Now, I’m willing to say, as a designer – that I can bling-up any content into slick-visuals. It’s a kind of cheat. What I’m here to argue is that going simple is perhaps the new challenge for teachers who have spend the last decade doing what they were told – making clever blogs, wikis etc., packed with bling and buzzy rich media.
We know eBook Readers (Kindle and Nook) are fighting it out with a race to the bottom. Illumited readers are under $200 and old-school non-illumes are under $100. With serialised content, these will soon be completely FREE. What? Yep – FREE – that means publishers will be giving you the device with the book – and so all school kids can have a device with the text book.

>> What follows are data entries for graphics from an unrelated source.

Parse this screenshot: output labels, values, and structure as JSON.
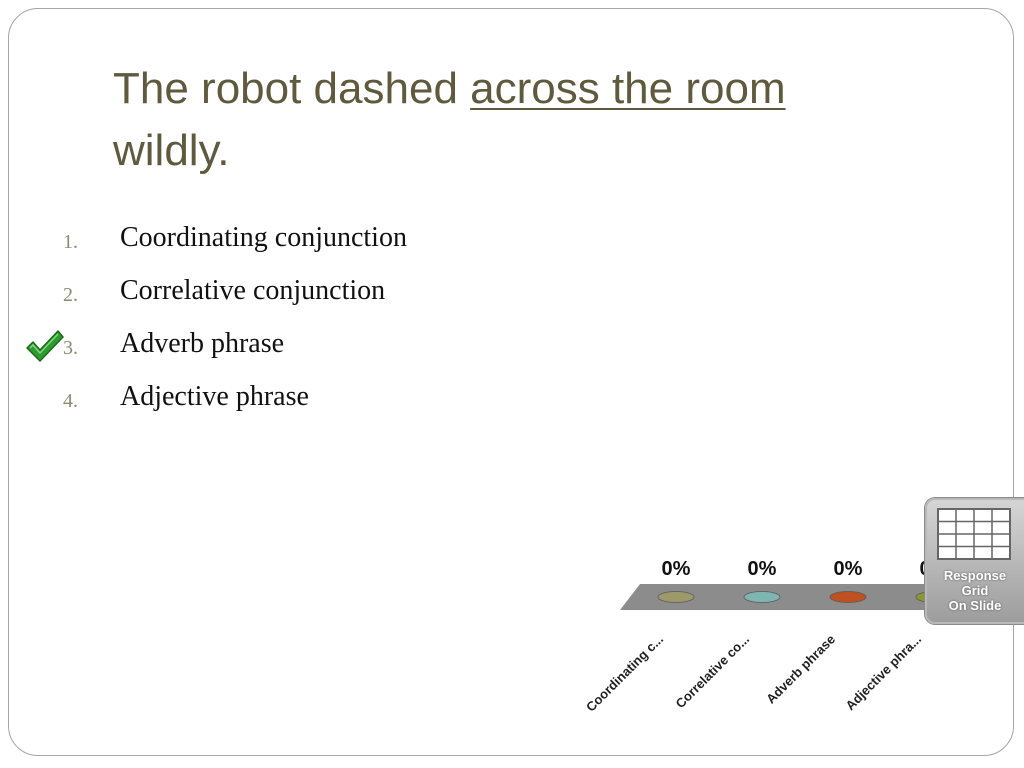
{
  "slide": {
    "title_prefix": "The robot dashed ",
    "title_underlined": "across the room",
    "title_suffix": "wildly."
  },
  "options": [
    {
      "number": "1.",
      "label": "Coordinating conjunction",
      "correct": false
    },
    {
      "number": "2.",
      "label": "Correlative conjunction",
      "correct": false
    },
    {
      "number": "3.",
      "label": "Adverb phrase",
      "correct": true
    },
    {
      "number": "4.",
      "label": "Adjective phrase",
      "correct": false
    }
  ],
  "correct_marker_icon": "checkmark-icon",
  "chart_data": {
    "type": "bar",
    "categories": [
      "Coordinating c...",
      "Correlative co...",
      "Adverb phrase",
      "Adjective phra..."
    ],
    "values": [
      0,
      0,
      0,
      0
    ],
    "value_labels": [
      "0%",
      "0%",
      "0%",
      "0%"
    ],
    "marker_colors": [
      "#9c9a6a",
      "#7fb5b0",
      "#c0501f",
      "#8a9a2a"
    ],
    "ylim": [
      0,
      100
    ]
  },
  "response_grid": {
    "icon": "grid-icon",
    "line1": "Response",
    "line2": "Grid",
    "line3": "On Slide"
  }
}
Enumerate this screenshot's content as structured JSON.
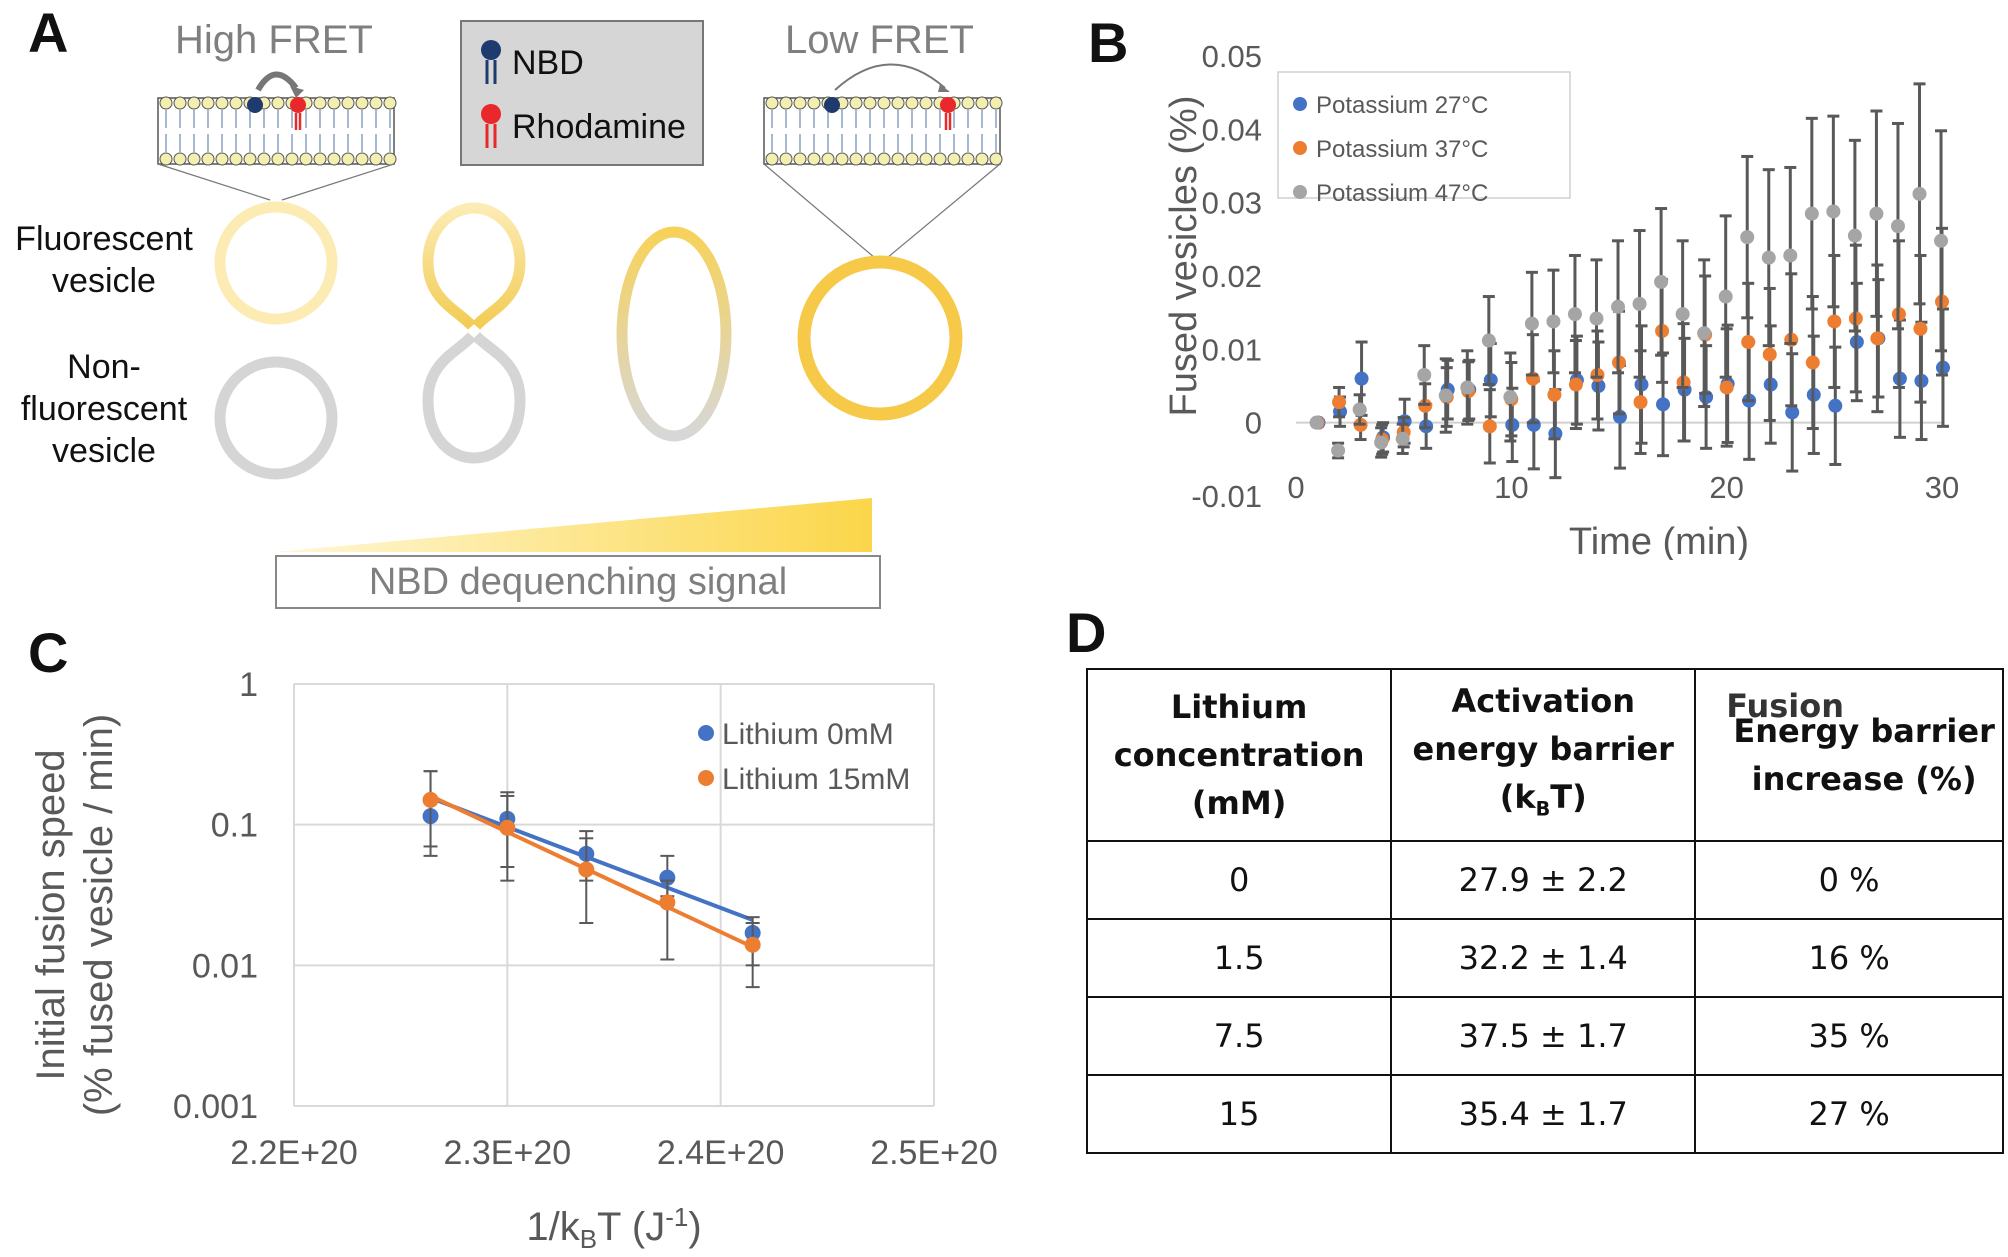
{
  "panelA": {
    "letter": "A",
    "high_fret": "High FRET",
    "low_fret": "Low FRET",
    "legend": {
      "nbd": "NBD",
      "rhodamine": "Rhodamine"
    },
    "fluorescent_label": "Fluorescent\nvesicle",
    "nonfluorescent_label": "Non-\nfluorescent\nvesicle",
    "dequench_label": "NBD dequenching signal",
    "colors": {
      "nbd_head": "#1f3a6e",
      "rhodamine_head": "#e8282a",
      "lipid_head": "#f2efb0",
      "gold": "#f7c948",
      "gray": "#d5d5d5"
    }
  },
  "panelB": {
    "letter": "B"
  },
  "panelC": {
    "letter": "C"
  },
  "panelD": {
    "letter": "D",
    "headers": [
      "Lithium concentration (mM)",
      "Activation energy barrier (kBT)",
      "Energy barrier increase (%)"
    ],
    "header_B_main": "Activation energy barrier (k",
    "header_B_sub": "B",
    "header_B_end": "T)",
    "header_C_overlap": "Fusion",
    "rows": [
      [
        "0",
        "27.9 ± 2.2",
        "0 %"
      ],
      [
        "1.5",
        "32.2 ± 1.4",
        "16 %"
      ],
      [
        "7.5",
        "37.5 ± 1.7",
        "35 %"
      ],
      [
        "15",
        "35.4 ± 1.7",
        "27 %"
      ]
    ]
  },
  "chart_data": [
    {
      "type": "scatter",
      "panel": "B",
      "xlabel": "Time (min)",
      "ylabel": "Fused vesicles (%)",
      "xlim": [
        0,
        30
      ],
      "ylim": [
        -0.01,
        0.05
      ],
      "xticks": [
        "0",
        "10",
        "20",
        "30"
      ],
      "yticks": [
        "-0.01",
        "0",
        "0.01",
        "0.02",
        "0.03",
        "0.04",
        "0.05"
      ],
      "legend_position": "top-left",
      "series": [
        {
          "name": "Potassium 27°C",
          "color": "#4472c4",
          "x": [
            1,
            2,
            3,
            4,
            5,
            6,
            7,
            8,
            9,
            10,
            11,
            12,
            13,
            14,
            15,
            16,
            17,
            18,
            19,
            20,
            21,
            22,
            23,
            24,
            25,
            26,
            27,
            28,
            29,
            30
          ],
          "y": [
            0,
            0.0015,
            0.006,
            -0.002,
            0.0002,
            -0.0005,
            0.0045,
            0.0045,
            0.0058,
            -0.0003,
            -0.0003,
            -0.0015,
            0.0058,
            0.005,
            0.0008,
            0.0052,
            0.0025,
            0.0045,
            0.0035,
            0.0053,
            0.003,
            0.0052,
            0.0014,
            0.0038,
            0.0023,
            0.011,
            0.0115,
            0.006,
            0.0057,
            0.0075
          ],
          "err": [
            0,
            0.002,
            0.005,
            0.002,
            0.003,
            0.003,
            0.004,
            0.004,
            0.005,
            0.005,
            0.006,
            0.006,
            0.006,
            0.006,
            0.007,
            0.008,
            0.007,
            0.007,
            0.007,
            0.008,
            0.008,
            0.008,
            0.008,
            0.008,
            0.008,
            0.008,
            0.008,
            0.008,
            0.008,
            0.008
          ]
        },
        {
          "name": "Potassium 37°C",
          "color": "#ed7d31",
          "x": [
            1,
            2,
            3,
            4,
            5,
            6,
            7,
            8,
            9,
            10,
            11,
            12,
            13,
            14,
            15,
            16,
            17,
            18,
            19,
            20,
            21,
            22,
            23,
            24,
            25,
            26,
            27,
            28,
            29,
            30
          ],
          "y": [
            0,
            0.0028,
            -0.0003,
            -0.0023,
            -0.0013,
            0.0023,
            0.0035,
            0.0043,
            -0.0005,
            0.0032,
            0.006,
            0.0038,
            0.0052,
            0.0065,
            0.0082,
            0.0028,
            0.0125,
            0.0055,
            0.012,
            0.0048,
            0.011,
            0.0093,
            0.0113,
            0.0082,
            0.0138,
            0.0142,
            0.0115,
            0.0148,
            0.0128,
            0.0165
          ],
          "err": [
            0,
            0.002,
            0.002,
            0.002,
            0.002,
            0.003,
            0.004,
            0.004,
            0.005,
            0.005,
            0.006,
            0.006,
            0.006,
            0.006,
            0.007,
            0.007,
            0.007,
            0.008,
            0.008,
            0.008,
            0.008,
            0.009,
            0.009,
            0.009,
            0.009,
            0.01,
            0.01,
            0.01,
            0.01,
            0.01
          ]
        },
        {
          "name": "Potassium 47°C",
          "color": "#a5a5a5",
          "x": [
            1,
            2,
            3,
            4,
            5,
            6,
            7,
            8,
            9,
            10,
            11,
            12,
            13,
            14,
            15,
            16,
            17,
            18,
            19,
            20,
            21,
            22,
            23,
            24,
            25,
            26,
            27,
            28,
            29,
            30
          ],
          "y": [
            0,
            -0.0038,
            0.0018,
            -0.0027,
            -0.0022,
            0.0065,
            0.0037,
            0.0048,
            0.0112,
            0.0035,
            0.0135,
            0.0138,
            0.0148,
            0.0142,
            0.0158,
            0.0162,
            0.0192,
            0.0148,
            0.0122,
            0.0172,
            0.0253,
            0.0225,
            0.0228,
            0.0285,
            0.0288,
            0.0255,
            0.0285,
            0.0268,
            0.0312,
            0.0248
          ],
          "err": [
            0,
            0.001,
            0.002,
            0.002,
            0.002,
            0.004,
            0.005,
            0.005,
            0.006,
            0.006,
            0.007,
            0.007,
            0.008,
            0.008,
            0.009,
            0.01,
            0.01,
            0.01,
            0.01,
            0.011,
            0.011,
            0.012,
            0.012,
            0.013,
            0.013,
            0.013,
            0.014,
            0.014,
            0.015,
            0.015
          ]
        }
      ]
    },
    {
      "type": "scatter",
      "panel": "C",
      "xlabel": "1/kBT (J-1)",
      "xlabel_main": "1/k",
      "xlabel_sub": "B",
      "xlabel_mid": "T (J",
      "xlabel_sup": "-1",
      "xlabel_end": ")",
      "ylabel_line1": "Initial fusion speed",
      "ylabel_line2": "(% fused vesicle / min)",
      "yscale": "log",
      "xlim": [
        2.2e+20,
        2.5e+20
      ],
      "ylim": [
        0.001,
        1
      ],
      "xticks": [
        "2.2E+20",
        "2.3E+20",
        "2.4E+20",
        "2.5E+20"
      ],
      "yticks": [
        "0.001",
        "0.01",
        "0.1",
        "1"
      ],
      "legend_position": "top-right",
      "series": [
        {
          "name": "Lithium 0mM",
          "color": "#4472c4",
          "x": [
            2.264e+20,
            2.3e+20,
            2.337e+20,
            2.375e+20,
            2.415e+20
          ],
          "y": [
            0.115,
            0.11,
            0.062,
            0.042,
            0.017
          ],
          "err_low": [
            0.06,
            0.05,
            0.04,
            0.031,
            0.01
          ],
          "err_high": [
            0.24,
            0.17,
            0.09,
            0.06,
            0.022
          ],
          "trend": [
            [
              2.264e+20,
              0.155
            ],
            [
              2.415e+20,
              0.021
            ]
          ]
        },
        {
          "name": "Lithium 15mM",
          "color": "#ed7d31",
          "x": [
            2.264e+20,
            2.3e+20,
            2.337e+20,
            2.375e+20,
            2.415e+20
          ],
          "y": [
            0.15,
            0.095,
            0.048,
            0.028,
            0.014
          ],
          "err_low": [
            0.07,
            0.04,
            0.02,
            0.011,
            0.007
          ],
          "err_high": [
            0.24,
            0.16,
            0.08,
            0.04,
            0.02
          ],
          "trend": [
            [
              2.264e+20,
              0.16
            ],
            [
              2.415e+20,
              0.0135
            ]
          ]
        }
      ]
    }
  ]
}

Not only that, the device will be able to go online and have some basic functions as a browser and computer.
We’re about to enter an era where the government won’t blow another $3billion on laptops, as laptops and 1:1, although revolutionary – didn’t really deliver on the promise (the curse of ed-tech). So it makes perfect sense to me, to start thinking seriously about what skills teachers need to make eBook Content.
The good news is of course that eBook content is simple! It has to be, the theory around Technology Acceptance Models shows that if their is even a slight smell of ‘new work’ most people won’t do it – but if the same work can have more benefits (less long term effort) – they will.
So save that word document in an accessible eBook format and deliver! – I know this is really sad – as what well get pumped out is more content and factual worksheet stuff – but hey, at least you can search it and store it on a single device that anyone can get their hands on. Perhaps narrowing the equity gap is to focus on the quality of information – by making it simpler, cheaper and more reliable.
Hello illuminated e-ink and inspiring content – goodbye bling and meme. What is great about this is that content can be re-organised and distributed in new ways. Ways that more represent ‘tradition’ than innovation. Who will lose? Those who didn’t pay attention to Peter Kay.